Organic anion transporter polypeptides (OATPs) are expressed in several tissues including kidney, liver and brain (Nigam et al. 2015). They have a crucial role in the uptake and excretion of many xenobiotics and endogenous substances. It has been shown that the isoforms OATP1B1 and OATP1B3 mediate the uptake of MCs in hepatocytes (Fischer et al. 2010). As OATP1B1 and OATP1B3 are selectively expressed in the liver (Roth et al. 2012) and other OATP isoforms appear to have no or less affinity for MCs, the effects of these toxins are more pronounced in the liver tissue. As there are tissues where OATPs with high affinity for MCs are not present, but effects still can be seen, it is plausible to assume that either other transporters or other (passive) uptake mechanisms for MCs are in place in these tissues. MCs are relatively polar molecules while the more hydrophobic amino acid residues in some of them could be expected to have an influence on their toxicokinetics and possibly also on their toxicity (Ward and Codd 1999). Indeed, MC-LW and MC-LF showed a higher surface activity than MC-LR on a phosphatidylcholine-cholesterol monolayer when tested by biophysical methods (Vesterkvist and Meriluoto 2003). A follow-up study showed that MC-LW and MC-LF induced stronger cytotoxic effects on Caco-2 cells than MC-LR (Vesterkvist et al. 2012). By analogy, it could be hypothesized that the more hydrophobic MCs could have a higher cardiovascular toxicity than the more hydrophilic congeners.

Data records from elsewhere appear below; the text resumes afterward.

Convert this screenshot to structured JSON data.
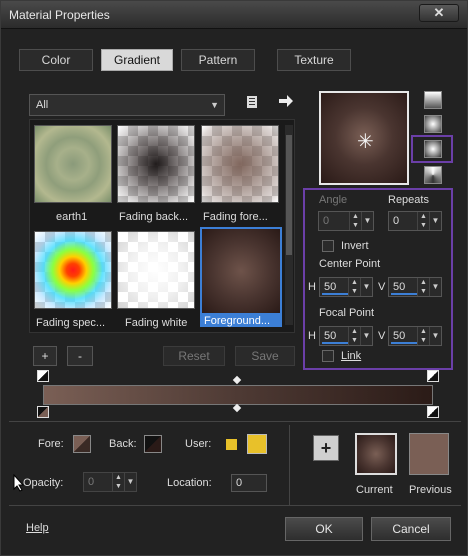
{
  "window": {
    "title": "Material Properties",
    "close": "✕"
  },
  "tabs": [
    {
      "label": "Color"
    },
    {
      "label": "Gradient"
    },
    {
      "label": "Pattern"
    },
    {
      "label": "Texture"
    }
  ],
  "library": {
    "dropdown_value": "All",
    "items": [
      {
        "label": "earth1"
      },
      {
        "label": "Fading back..."
      },
      {
        "label": "Fading fore..."
      },
      {
        "label": "Fading spec..."
      },
      {
        "label": "Fading white"
      },
      {
        "label": "Foreground..."
      }
    ],
    "add_label": "+",
    "remove_label": "-",
    "reset_label": "Reset",
    "save_label": "Save"
  },
  "style_options": {
    "angle_label": "Angle",
    "angle_value": "0",
    "repeats_label": "Repeats",
    "repeats_value": "0",
    "invert_label": "Invert",
    "center_point_label": "Center Point",
    "center_h_label": "H",
    "center_h_value": "50",
    "center_v_label": "V",
    "center_v_value": "50",
    "focal_point_label": "Focal Point",
    "focal_h_label": "H",
    "focal_h_value": "50",
    "focal_v_label": "V",
    "focal_v_value": "50",
    "link_label": "Link"
  },
  "bottom": {
    "fore_label": "Fore:",
    "back_label": "Back:",
    "user_label": "User:",
    "opacity_label": "Opacity:",
    "opacity_value": "0",
    "location_label": "Location:",
    "location_value": "0",
    "current_label": "Current",
    "previous_label": "Previous",
    "plus_label": "+"
  },
  "footer": {
    "help_label": "Help",
    "ok_label": "OK",
    "cancel_label": "Cancel"
  },
  "colors": {
    "accent_purple": "#6b3fa8",
    "highlight_blue": "#3c7fd6",
    "gradient_fore": "#7a5f55",
    "gradient_back": "#2b1b17",
    "user_color": "#e8c12a"
  }
}
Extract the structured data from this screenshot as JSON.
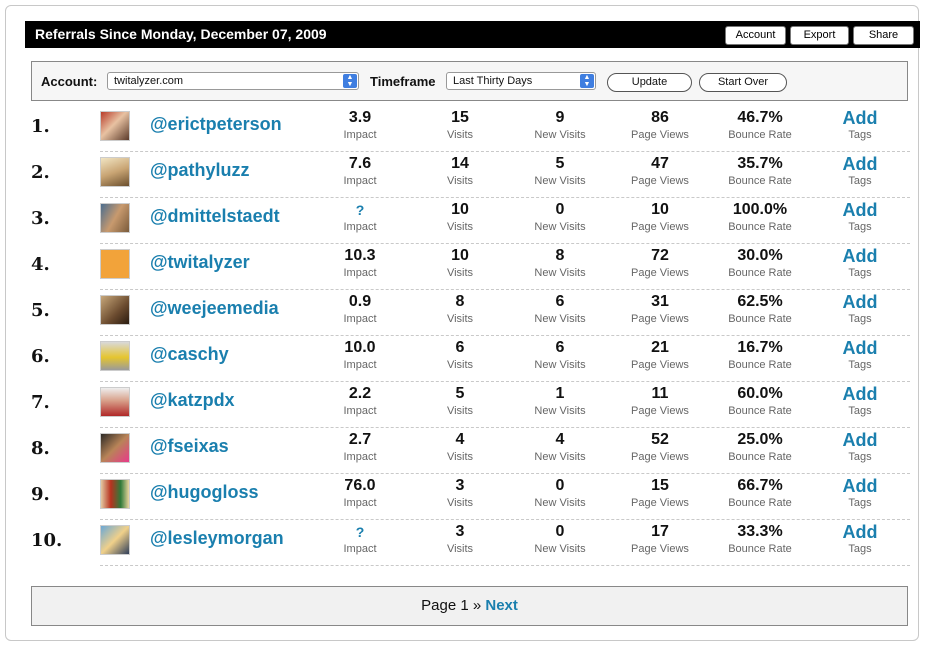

It is likely that there are additional toxic substances and medical conditions which might potentiate the adverse (cardiovascular) effects of cyanotoxins but the data on this topic are scarce. One interesting aspect is whether the COVID-19 disease known to have cardiovascular effects (Salabei et al. 2022; Xie et al. 2022) may have any interactions with cyanobacterial toxicity.

Overall conclusions

In the light of the presented evidence, it is likely that cyanotoxins do not constitute a major risk to cardiovascular health under ordinary conditions met in everyday life. The risk of illnesses in other organs, in particular the liver, is higher under the same exposure conditions. However, cardiovascular effects could be expected due to indirect effects arising from damage in other organs. In addition to risks related to extraordinary concentrations of the cyanotoxins and atypical exposure routes, chronic exposure and co-existing diseases could make some of the cyanotoxins more hazardous to cardiovascular health.

It is generally concluded that the emphasis in future research should thus be on oral, chronic exposure of mammalian species, including at environmentally relevant concentrations. It is also necessary that in vivo experiments are conducted in parallel with studies on cells and tissues. It would be extremely beneficial to attract more medical professionals to cyanotoxin research ranging from molecular level studies to epidemiology. The efforts should finally lead to environmental health guidelines aiming at human health protection.